Alors que Nordic Knots embrasse donner à ses collaborateurs une liberté créative pour "faire quelque chose d'un peu différent", l'approche soulève également quelques questions d'un angle commercial, rit Berglund. "Un tapis jaune avec un trou à deux endroits… Combien de personnes vont vouloir ça dans leur salon ?"

Parmi les autres tapis artisanaux qui marchent du côté le plus sauvage, citons ceux de la marque londonienne Floor_Story, qui « célèbrent la diversité et la créativité », apportant les visions audacieuses et lumineuses de Camille Walala, John Booth et Adam Nathaniel Furman au sol. Au Caire, en Égypte, Kahhal Looms a récemment lancé une collection capsule colorée avec l'artiste et designer Louis Barthélemy - un hommage graphique accrocheur à Toutankhamon (à partir de 3 610 £). Wendy Morrison Design, Deirdre Dyson, Jan Kath et Amber Rankin adoptent toutes une approche artistique et artisanale de la fabrication de tapis.
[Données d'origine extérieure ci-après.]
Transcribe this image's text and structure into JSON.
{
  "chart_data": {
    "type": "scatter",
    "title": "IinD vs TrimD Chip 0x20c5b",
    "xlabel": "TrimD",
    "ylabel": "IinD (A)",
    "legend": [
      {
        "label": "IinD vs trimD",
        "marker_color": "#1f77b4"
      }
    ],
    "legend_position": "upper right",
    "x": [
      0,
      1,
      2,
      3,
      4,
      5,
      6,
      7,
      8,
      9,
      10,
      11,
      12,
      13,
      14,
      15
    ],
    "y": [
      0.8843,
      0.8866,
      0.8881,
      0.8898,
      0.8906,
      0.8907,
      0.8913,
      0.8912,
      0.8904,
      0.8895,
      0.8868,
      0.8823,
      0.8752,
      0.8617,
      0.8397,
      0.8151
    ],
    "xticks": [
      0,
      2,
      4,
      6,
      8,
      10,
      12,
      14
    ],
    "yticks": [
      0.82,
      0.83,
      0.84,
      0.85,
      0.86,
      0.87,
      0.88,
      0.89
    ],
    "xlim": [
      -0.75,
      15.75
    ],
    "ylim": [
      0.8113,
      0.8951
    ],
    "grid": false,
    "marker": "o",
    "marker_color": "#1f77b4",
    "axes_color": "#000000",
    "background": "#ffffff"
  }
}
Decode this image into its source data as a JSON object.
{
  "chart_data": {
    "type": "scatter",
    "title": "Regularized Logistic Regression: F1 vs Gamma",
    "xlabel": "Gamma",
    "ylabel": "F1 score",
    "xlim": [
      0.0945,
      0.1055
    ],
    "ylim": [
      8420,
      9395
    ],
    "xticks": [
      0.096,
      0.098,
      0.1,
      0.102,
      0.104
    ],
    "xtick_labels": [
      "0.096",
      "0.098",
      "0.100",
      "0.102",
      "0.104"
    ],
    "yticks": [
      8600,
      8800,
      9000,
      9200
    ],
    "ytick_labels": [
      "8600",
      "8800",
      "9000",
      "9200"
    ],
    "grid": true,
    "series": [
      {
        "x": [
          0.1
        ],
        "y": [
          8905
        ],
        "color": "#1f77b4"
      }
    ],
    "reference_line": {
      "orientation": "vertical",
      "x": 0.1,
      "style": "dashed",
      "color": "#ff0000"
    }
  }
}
Tapis Jaipur Tapis Secretum en soie Jocelyn Burton, 11 500 £

Floor_Story avec le tapis Graphic Fairytale en laine tibétaine noué à la main par Eley Kishimoto, à partir de 1 200 £

La Manufacture Cogolin wool, linen and silk Chenonceaux, Jardins à la Française by Henri Gonse rug, POA

Les tapis de Rankin sont exclusivement noués à la main dans un petit atelier familial en Bulgarie. Un autre innovateur européen est La Manufacture Cogolin, qui tisse à la main des tapis dans le sud de la France, près de Saint-Tropez, depuis près de 100 ans ; ses collaborateurs ont inclus le légendaire décorateur d'intérieur Jean-Michel Frank et, plus récemment, le cinéaste Luca Guadagnino. Chez Tai Ping, dont le siège est à Hong Kong, aujourd'hui propriétaire de Cogolin et connu pour ses tapis sur mesure faits à la main, l'architecte et décorateur d'intérieur Fabrice Juan a imaginé sept designs graphiques et années 60 inspirés, entre autres, par Pierre Cardin. Issus de la nouvelle marque de prêt-à-porter de la marque, Studio by Tai Ping, ils sont fabriqués à l'aide de la technologie de tuftage mécanique et finis à la main.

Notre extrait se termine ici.